India Inheritance Tax Calculator

India has no inheritance tax — see what an heir actually owes instead.

Free India inheritance tax checker. India levies no estate or inheritance duty, so this tool confirms the nil liability on a bequest and estimates the real cost an heir faces: capital gains when the inherited asset is later sold. Runs in your browser.

Does India have an inheritance or estate tax?

No. India abolished estate duty in 1985 and has no inheritance tax, gift tax (on transfers between specified relatives) or wealth tax (abolished 2015). Receiving an inheritance is not a taxable event, regardless of the amount or the relationship to the deceased.

This India inheritance tax checker exists to answer one common question clearly: India has no inheritance or estate tax. Estate duty was abolished in 1985, gift tax between specified relatives does not apply, and wealth tax ended in 2015. So the inheritance tax on any bequest is ₹0 — but the inherited asset can still create a real liability when you sell it.

How it works

The tool confirms the headline result: inheritance tax = ₹0, no matter the value or relationship.

It then models the cost that actually matters — capital gains tax when an inherited asset is later sold. Under Section 49(1), the heir inherits the previous owner’s cost of acquisition and holding period, so a sale is usually a long-term gain:

capital gain = sale value − previous owner’s cost (or 1 April 2001 fair value for old assets)

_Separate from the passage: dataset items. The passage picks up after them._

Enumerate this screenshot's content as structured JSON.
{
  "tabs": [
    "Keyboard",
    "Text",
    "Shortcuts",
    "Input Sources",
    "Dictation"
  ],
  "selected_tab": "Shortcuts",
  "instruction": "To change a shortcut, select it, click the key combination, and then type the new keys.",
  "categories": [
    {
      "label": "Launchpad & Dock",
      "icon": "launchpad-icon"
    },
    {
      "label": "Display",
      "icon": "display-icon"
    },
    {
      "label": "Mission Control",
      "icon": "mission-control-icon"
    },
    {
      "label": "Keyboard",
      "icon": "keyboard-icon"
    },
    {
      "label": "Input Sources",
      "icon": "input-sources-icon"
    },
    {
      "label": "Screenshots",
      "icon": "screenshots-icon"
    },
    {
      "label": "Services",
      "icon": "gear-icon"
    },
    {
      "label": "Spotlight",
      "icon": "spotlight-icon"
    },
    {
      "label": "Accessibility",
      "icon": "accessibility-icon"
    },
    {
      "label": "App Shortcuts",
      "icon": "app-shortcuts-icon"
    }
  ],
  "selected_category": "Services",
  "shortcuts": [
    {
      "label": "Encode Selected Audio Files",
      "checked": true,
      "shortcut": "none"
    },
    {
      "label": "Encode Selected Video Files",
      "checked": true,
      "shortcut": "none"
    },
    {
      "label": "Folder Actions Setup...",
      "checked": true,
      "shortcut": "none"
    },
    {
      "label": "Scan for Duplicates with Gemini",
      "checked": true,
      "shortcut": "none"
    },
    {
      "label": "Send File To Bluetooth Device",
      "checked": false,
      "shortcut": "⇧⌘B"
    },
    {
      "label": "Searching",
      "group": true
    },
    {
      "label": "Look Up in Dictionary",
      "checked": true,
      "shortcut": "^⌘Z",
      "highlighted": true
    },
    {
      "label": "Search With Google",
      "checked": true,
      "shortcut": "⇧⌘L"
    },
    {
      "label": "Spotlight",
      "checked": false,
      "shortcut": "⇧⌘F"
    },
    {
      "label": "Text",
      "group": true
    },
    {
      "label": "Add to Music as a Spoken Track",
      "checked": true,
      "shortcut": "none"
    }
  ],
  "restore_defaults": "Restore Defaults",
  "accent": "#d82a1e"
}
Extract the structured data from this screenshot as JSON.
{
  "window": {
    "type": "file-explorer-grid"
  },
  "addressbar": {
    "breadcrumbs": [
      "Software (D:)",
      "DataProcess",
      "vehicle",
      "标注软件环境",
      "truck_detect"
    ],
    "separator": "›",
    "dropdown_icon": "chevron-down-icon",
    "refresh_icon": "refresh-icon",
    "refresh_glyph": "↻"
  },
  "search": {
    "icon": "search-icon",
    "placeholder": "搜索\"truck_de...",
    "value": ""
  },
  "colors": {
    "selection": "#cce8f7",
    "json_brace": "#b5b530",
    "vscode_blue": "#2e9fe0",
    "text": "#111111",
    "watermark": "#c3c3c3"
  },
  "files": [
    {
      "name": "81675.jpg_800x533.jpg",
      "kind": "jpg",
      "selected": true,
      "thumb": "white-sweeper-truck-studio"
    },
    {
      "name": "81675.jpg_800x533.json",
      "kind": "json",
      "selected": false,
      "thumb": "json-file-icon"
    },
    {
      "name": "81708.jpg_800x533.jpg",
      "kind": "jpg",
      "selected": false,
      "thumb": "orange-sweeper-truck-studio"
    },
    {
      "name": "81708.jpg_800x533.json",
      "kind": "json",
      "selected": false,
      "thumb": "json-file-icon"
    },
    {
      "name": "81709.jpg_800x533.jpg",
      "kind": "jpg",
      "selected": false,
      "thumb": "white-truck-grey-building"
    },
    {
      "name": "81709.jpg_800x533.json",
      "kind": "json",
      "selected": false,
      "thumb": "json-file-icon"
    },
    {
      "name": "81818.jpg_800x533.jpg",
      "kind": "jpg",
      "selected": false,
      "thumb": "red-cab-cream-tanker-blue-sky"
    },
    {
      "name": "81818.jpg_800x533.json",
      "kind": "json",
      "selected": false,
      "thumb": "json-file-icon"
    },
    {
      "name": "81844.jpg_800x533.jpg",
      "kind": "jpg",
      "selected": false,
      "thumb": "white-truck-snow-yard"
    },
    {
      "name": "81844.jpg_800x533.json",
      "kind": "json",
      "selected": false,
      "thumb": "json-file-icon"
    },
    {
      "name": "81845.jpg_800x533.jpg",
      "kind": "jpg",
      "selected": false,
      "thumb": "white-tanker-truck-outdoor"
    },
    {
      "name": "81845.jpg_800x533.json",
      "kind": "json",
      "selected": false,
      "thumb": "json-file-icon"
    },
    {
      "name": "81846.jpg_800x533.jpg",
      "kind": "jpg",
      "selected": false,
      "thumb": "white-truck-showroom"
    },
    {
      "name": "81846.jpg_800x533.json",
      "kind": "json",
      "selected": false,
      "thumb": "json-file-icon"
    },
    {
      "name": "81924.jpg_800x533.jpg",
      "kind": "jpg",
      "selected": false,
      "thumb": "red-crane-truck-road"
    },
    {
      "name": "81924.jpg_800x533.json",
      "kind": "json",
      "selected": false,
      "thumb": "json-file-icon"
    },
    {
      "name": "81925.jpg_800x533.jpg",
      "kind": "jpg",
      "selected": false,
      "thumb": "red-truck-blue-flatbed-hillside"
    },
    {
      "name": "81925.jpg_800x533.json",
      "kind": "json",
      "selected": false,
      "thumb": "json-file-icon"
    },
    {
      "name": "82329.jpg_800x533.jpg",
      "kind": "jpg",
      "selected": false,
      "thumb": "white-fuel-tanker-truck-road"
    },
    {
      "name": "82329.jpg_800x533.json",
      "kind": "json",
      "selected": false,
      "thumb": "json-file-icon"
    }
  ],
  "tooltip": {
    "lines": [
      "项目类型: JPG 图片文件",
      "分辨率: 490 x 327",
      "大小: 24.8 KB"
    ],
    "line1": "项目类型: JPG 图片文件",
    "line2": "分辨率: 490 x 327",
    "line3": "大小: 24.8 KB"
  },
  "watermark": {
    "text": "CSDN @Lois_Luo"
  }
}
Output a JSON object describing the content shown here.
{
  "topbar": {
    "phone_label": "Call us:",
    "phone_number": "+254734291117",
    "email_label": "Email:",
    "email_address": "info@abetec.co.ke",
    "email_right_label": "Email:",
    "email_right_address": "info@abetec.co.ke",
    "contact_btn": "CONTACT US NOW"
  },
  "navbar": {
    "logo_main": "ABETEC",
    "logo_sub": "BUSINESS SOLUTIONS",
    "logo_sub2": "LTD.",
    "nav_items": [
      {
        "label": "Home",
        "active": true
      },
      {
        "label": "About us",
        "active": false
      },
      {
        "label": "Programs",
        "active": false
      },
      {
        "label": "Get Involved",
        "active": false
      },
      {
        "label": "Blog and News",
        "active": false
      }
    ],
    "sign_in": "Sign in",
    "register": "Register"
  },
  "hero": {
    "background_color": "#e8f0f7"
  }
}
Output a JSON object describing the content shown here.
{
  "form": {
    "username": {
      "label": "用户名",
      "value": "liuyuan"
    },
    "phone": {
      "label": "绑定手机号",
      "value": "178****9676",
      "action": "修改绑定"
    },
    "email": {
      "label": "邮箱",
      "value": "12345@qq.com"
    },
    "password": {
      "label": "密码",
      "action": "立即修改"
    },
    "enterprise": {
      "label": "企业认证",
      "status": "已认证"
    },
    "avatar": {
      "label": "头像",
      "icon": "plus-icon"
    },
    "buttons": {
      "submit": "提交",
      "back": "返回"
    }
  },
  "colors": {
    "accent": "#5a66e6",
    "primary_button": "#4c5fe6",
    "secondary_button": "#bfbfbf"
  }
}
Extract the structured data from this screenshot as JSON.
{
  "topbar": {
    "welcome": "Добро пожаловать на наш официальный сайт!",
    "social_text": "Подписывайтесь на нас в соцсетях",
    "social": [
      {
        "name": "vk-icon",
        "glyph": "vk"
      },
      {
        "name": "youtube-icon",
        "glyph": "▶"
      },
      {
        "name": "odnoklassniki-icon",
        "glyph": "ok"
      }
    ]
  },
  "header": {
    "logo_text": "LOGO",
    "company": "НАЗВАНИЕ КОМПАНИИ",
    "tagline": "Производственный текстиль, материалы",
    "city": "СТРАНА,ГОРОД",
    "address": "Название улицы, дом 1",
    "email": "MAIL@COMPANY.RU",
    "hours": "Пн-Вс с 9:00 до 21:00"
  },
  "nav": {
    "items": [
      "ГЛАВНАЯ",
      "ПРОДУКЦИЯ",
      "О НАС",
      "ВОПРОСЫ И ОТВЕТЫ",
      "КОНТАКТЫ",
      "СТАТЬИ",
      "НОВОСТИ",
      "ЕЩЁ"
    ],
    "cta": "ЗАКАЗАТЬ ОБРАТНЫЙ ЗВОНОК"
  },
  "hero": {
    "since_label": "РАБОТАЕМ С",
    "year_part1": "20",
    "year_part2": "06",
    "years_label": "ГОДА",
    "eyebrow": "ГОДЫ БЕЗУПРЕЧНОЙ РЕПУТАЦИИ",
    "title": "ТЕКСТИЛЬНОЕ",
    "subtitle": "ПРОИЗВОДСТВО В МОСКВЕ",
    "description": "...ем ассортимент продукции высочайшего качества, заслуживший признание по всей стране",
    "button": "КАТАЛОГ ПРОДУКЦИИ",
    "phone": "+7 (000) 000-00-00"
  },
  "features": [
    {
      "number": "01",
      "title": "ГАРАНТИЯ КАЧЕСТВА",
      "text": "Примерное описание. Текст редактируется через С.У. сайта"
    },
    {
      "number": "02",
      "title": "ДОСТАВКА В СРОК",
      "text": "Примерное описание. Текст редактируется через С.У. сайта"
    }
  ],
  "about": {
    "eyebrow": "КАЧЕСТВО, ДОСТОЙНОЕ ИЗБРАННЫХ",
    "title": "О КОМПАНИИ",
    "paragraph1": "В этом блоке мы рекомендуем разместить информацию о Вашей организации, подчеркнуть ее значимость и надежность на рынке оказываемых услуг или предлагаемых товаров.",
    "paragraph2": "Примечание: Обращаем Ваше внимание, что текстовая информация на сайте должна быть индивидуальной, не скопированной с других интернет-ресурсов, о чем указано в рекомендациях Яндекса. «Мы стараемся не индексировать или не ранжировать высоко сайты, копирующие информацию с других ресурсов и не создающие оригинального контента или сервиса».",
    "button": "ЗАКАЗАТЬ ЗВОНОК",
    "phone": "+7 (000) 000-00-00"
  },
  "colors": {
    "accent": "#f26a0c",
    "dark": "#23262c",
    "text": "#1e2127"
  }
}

That gain is taxed under the normal capital gains rules — for example 12.5% LTCG on property without indexation. The inheritance is free; only a future disposal triggers tax.

Example

You inherit a flat worth ₹80,00,000 that your parent bought for ₹20,00,000. Inheritance tax is ₹0. If you later sell it for ₹90,00,000, your long-term capital gain is measured against the ₹20,00,000 carried-over cost — a ₹70,00,000 gain — taxed at 12.5%, roughly ₹8,75,000 (before cess). If you never sell, no tax arises.

Notes

The act of inheriting is tax-free, but income the asset later produces (rent, dividends, interest) is taxable as normal income. Capital gains arise only on sale, using the inherited cost and date. For detailed gain figures use an India capital gains tax tool. This reflects the current law — inheritance tax is occasionally debated but not in force.